- Born: 27 August 1850 Macroom Castle, County Cork, Ireland
- Died: 13 December 1925 (aged 75) Dublin, Irish Free State
- Spouse: Arthur Guinness, 1st Baron Ardilaun ​ ​(m. 1871; died 1915)​
- Parent(s): William Hedges-White, 3rd Earl of Bantry Jane Herbert

= Olivia Charlotte Guinness, Baroness Ardilaun =

Irish philanthropist (1850–1925)

Olivia Charlotte Guinness, Baroness Ardilaun (27 August 1850 – 13 December 1925), best known as Lady Ardilaun was, after the British monarch, the richest woman of her time in Britain and Ireland. A daughter of the Earl of Bantry, she was connected to Muckross House, Macroom Castle, Bantry House, the St Anne's Estate in Dublin, and Ashford Castle.

==Life==

Born Olivia Charlotte Hedges-White to Jane Herbert and her husband, William Hedges-White, 3rd Earl of Bantry, on 27 August 1850 in County Cork, she was one of six children. Her brother became the last Earl of Bantry. Her family had lived at Muckross House, County Kerry since the 1650s.

She married Sir Arthur Guinness on 16 February 1871 at Bantry, County Cork, Ireland. They had no children.
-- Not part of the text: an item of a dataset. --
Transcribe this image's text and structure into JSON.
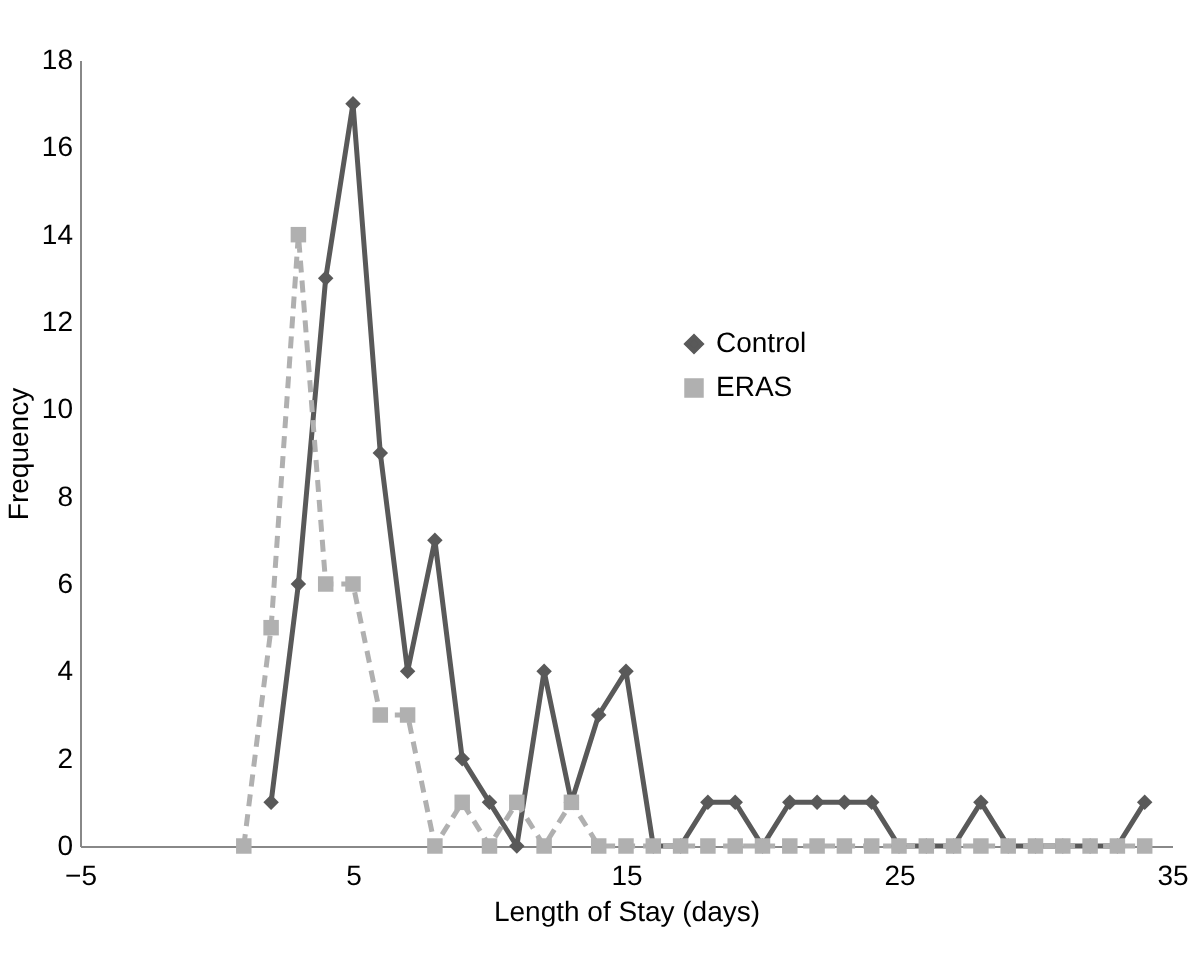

Ardilaun enjoyed painting, collecting her watercolours in a bound album, and was a member of the Water Colour Society of Ireland. The works include the landscape around Ashford Castle, the family's main home, and views from the family house in suburban Dublin. The couple completely rebuilt the Dublin house, renaming it from Thornhill to St Anne's, as well as arranging a grand addition to Ashford Castle. By the time they were finished it was considered a grand mansion, and hosted George, Duke of York, later King George V, and Queen Victoria. Ardilaun was known for her gardens and named several roses, as well as having flowers named after her.
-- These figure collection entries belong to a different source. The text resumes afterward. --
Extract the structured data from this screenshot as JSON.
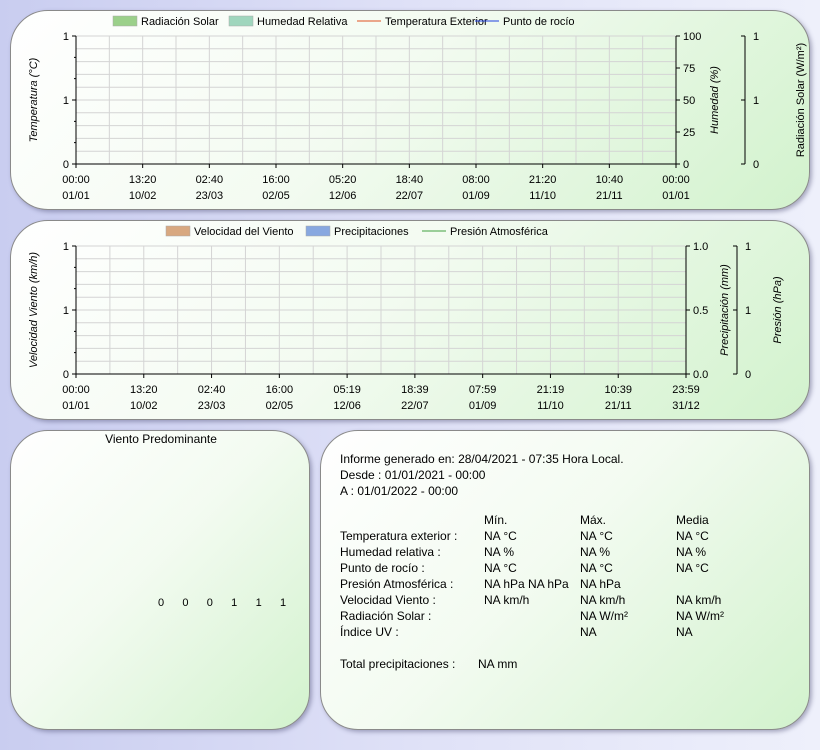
{
  "chart_data": [
    {
      "type": "area",
      "legend": [
        "Radiación Solar",
        "Humedad Relativa",
        "Temperatura Exterior",
        "Punto de rocío"
      ],
      "legend_colors": [
        "#9bd08a",
        "#9fd6bd",
        "#e05020",
        "#2040e0"
      ],
      "series": [
        {
          "name": "Radiación Solar",
          "values": []
        },
        {
          "name": "Humedad Relativa",
          "values": []
        },
        {
          "name": "Temperatura Exterior",
          "values": []
        },
        {
          "name": "Punto de rocío",
          "values": []
        }
      ],
      "x_ticks": [
        [
          "00:00",
          "01/01"
        ],
        [
          "13:20",
          "10/02"
        ],
        [
          "02:40",
          "23/03"
        ],
        [
          "16:00",
          "02/05"
        ],
        [
          "05:20",
          "12/06"
        ],
        [
          "18:40",
          "22/07"
        ],
        [
          "08:00",
          "01/09"
        ],
        [
          "21:20",
          "11/10"
        ],
        [
          "10:40",
          "21/11"
        ],
        [
          "00:00",
          "01/01"
        ]
      ],
      "y_left": {
        "label": "Temperatura (°C)",
        "ticks": [
          "1",
          "1",
          "0"
        ]
      },
      "y_right": {
        "label": "Humedad (%)",
        "ticks": [
          "100",
          "75",
          "50",
          "25",
          "0"
        ]
      },
      "y_right2": {
        "label": "Radiación Solar (W/m²)",
        "ticks": [
          "1",
          "1",
          "0"
        ]
      },
      "grid": true,
      "legend_position": "top"
    },
    {
      "type": "bar",
      "legend": [
        "Velocidad del Viento",
        "Precipitaciones",
        "Presión Atmosférica"
      ],
      "legend_colors": [
        "#d8a880",
        "#88a8e0",
        "#40a040"
      ],
      "series": [
        {
          "name": "Velocidad del Viento",
          "values": []
        },
        {
          "name": "Precipitaciones",
          "values": []
        },
        {
          "name": "Presión Atmosférica",
          "values": []
        }
      ],
      "x_ticks": [
        [
          "00:00",
          "01/01"
        ],
        [
          "13:20",
          "10/02"
        ],
        [
          "02:40",
          "23/03"
        ],
        [
          "16:00",
          "02/05"
        ],
        [
          "05:19",
          "12/06"
        ],
        [
          "18:39",
          "22/07"
        ],
        [
          "07:59",
          "01/09"
        ],
        [
          "21:19",
          "11/10"
        ],
        [
          "10:39",
          "21/11"
        ],
        [
          "23:59",
          "31/12"
        ]
      ],
      "y_left": {
        "label": "Velocidad Viento (km/h)",
        "ticks": [
          "1",
          "1",
          "0"
        ]
      },
      "y_right": {
        "label": "Precipitación (mm)",
        "ticks": [
          "1.0",
          "0.5",
          "0.0"
        ]
      },
      "y_right2": {
        "label": "Presión (hPa)",
        "ticks": [
          "1",
          "1",
          "0"
        ]
      },
      "grid": true,
      "legend_position": "top"
    }
  ],
  "wind": {
    "title": "Viento Predominante",
    "labels": [
      "0",
      "0",
      "0",
      "1",
      "1",
      "1"
    ]
  },
  "report": {
    "generated": "Informe generado en: 28/04/2021 - 07:35 Hora Local.",
    "from": "Desde : 01/01/2021 - 00:00",
    "to": "A : 01/01/2022 - 00:00",
    "headers": [
      "",
      "Mín.",
      "Máx.",
      "Media"
    ],
    "rows": [
      [
        "Temperatura exterior :",
        "NA °C",
        "NA °C",
        "NA °C"
      ],
      [
        "Humedad relativa :",
        "NA %",
        "NA %",
        "NA %"
      ],
      [
        "Punto de rocío :",
        "NA °C",
        "NA °C",
        "NA °C"
      ],
      [
        "Presión Atmosférica :",
        "NA hPa NA hPa",
        "NA hPa",
        ""
      ],
      [
        "Velocidad Viento :",
        "NA km/h",
        "NA km/h",
        "NA km/h"
      ],
      [
        "Radiación Solar :",
        "",
        "NA W/m²",
        "NA W/m²"
      ],
      [
        "Índice UV :",
        "",
        "NA",
        "NA"
      ]
    ],
    "rain_label": "Total precipitaciones :",
    "rain_value": "NA mm"
  }
}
The Ardilauns were known for the lavish parties and great hospitality they showed, as well as their philanthropic nature. Lady Ardilaun worked with Mercer's Hospital as their benefactor and regularly visiting the patients. She also became a patron of the arts and was greatly admired by Lady Gregory.

Ardilaun supported the Irish soldiers of the First World War, providing care packages and letters. She kept all the correspondence, providing a great resource to later historians. However, after the death of her husband and the upheaval of the Irish War of Independence and the Irish Civil War, Lady Ardilaun retired to St Anne's. Increasingly cut off and isolated by her status and history, she allowed the house to fall into disrepair and in her final years she moved into the Shelbourne Hotel in Dublin, where she died aged 75.

==Legacy==

She had inherited her birthplace Macroom Castle, and completely restored it and parts of the town, as it had once belonged to her direct ancestor Donough MacCarty, 1st Earl of Clancarty, a leader of Confederate Ireland in the 1640s. After the death of her husband in 1915 she lived there more often. It was nearly destroyed in 1920 along with the town of Macroom when the order was given by Major-General Sir Henry Tudor. Ardilaun was a friend and pleaded with him to spare the town, and he deferred to her.

However it was occupied and later destroyed in 1922 by Anti-Treaty forces during the Irish Civil War. She obtained modest compensation from the new Irish Free State, and later sold the castle to a trust for the people of the town. She commented that "I am pleased to think that at all events the old inhabitants and the best elements in the town grieve with me for this great loss".

Her demesne land at Macroom was sold to Macroom's new golf club for £1,500 in 1925. St Anne's house eventually burned down in 1943, having fallen even further into disrepair, and the grounds are now Dublin's second biggest municipal park. The organ in All Saints' Church, Raheny, where she is buried, was donated by Lady Ardilaun along with several stained glass windows.

Lady Ardilaun's architect cousin Katherine Everett recalled visiting the ruins of Macroom Castle in August 1922, soon after the fire, and recorded Olivia's deep sense of loss: "When people have been born and have grown up in a house on their own land, where their forebears have lived and died for generations, they may feel not only love for it, but a bond which ties them to every stone and tree and sod of the place".

== In popular culture ==
Lady Ardilaun is portrayed by Danielle Galligan in the Netflix television series House of Guinness.